Skiers and snowboarders are off and sliding down the slopes of Arapahoe Basin to kick off the start of the ski season in Colorado.
The ski area opened Oct. 13, thanks to nearly 2 feet of snow this month and cool temperatures that allowed crews to start making snow on Sept. 24.
“Snowmaking is critical to early season skiing,” said Alan Henceroth, chief operating officer at Arapahoe Basin ski area in Summit County. “We can’t make snow without water.”
Enter Denver Water.
Through a water-sharing agreement with Denver Water, A-Basin diverts water from the North Fork of the Snake River and stores it in a small retention pond at the bottom of the ski area. The ski area then pumps the water up the mountain to 20 snowmaking machines.

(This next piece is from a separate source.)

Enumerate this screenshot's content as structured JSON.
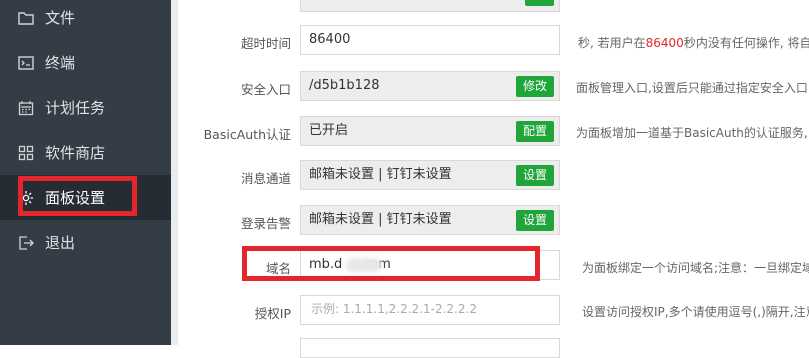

“When we’re at full capacity, we’re using 1,000 gallons of water per minute,” Henceroth said.
Denver Water has senior water rights in Summit County, but allows A-Basin to borrow 97.4 million gallons of water each ski season to make snow. The ski area returns the water in the spring when the snow melts and flows into the streams and rivers that feed Dillon Reservoir — Denver Water’s largest storage facility.
Breckenridge, Copper Mountain, Frisco Adventure Park, Keystone and Winter Park also have similar agreements with the utility, which shares 1.1 billion gallons of water with the ski areas each year.
“Letting them redirect water from the streams onto the mountain is a way to get multiple uses out of every drop,” said Dave Bennett, water resource manager for Denver Water. “The ski areas get their water to make snow, and we catch it after they use it.”
A 1985 agreement with Summit County allowed Denver Water to share water for snowmaking in the county.
The 1992 Clinton Reservoir Agreement and the 2013 Colorado River Cooperative Agreement provided the additional framework for ski areas to borrow Denver’s water rights to divert water from streams in Grand and Summit counties.
“The agreements show that people on both sides of the divide can work together and manage water so it benefits as many people as possible,” Bennett said.
Because 20 percent of the water is lost to evaporation in the snowmaking process, the ski areas have their own additional water rights stored in Clinton Reservoir that would be used to pay back the lost water, if needed, during a severe drought.
“When it comes to water, we’re all connected,” Henceroth said. “We’ll ski on the snow this winter, and next summer they might be drinking it down in Denver.”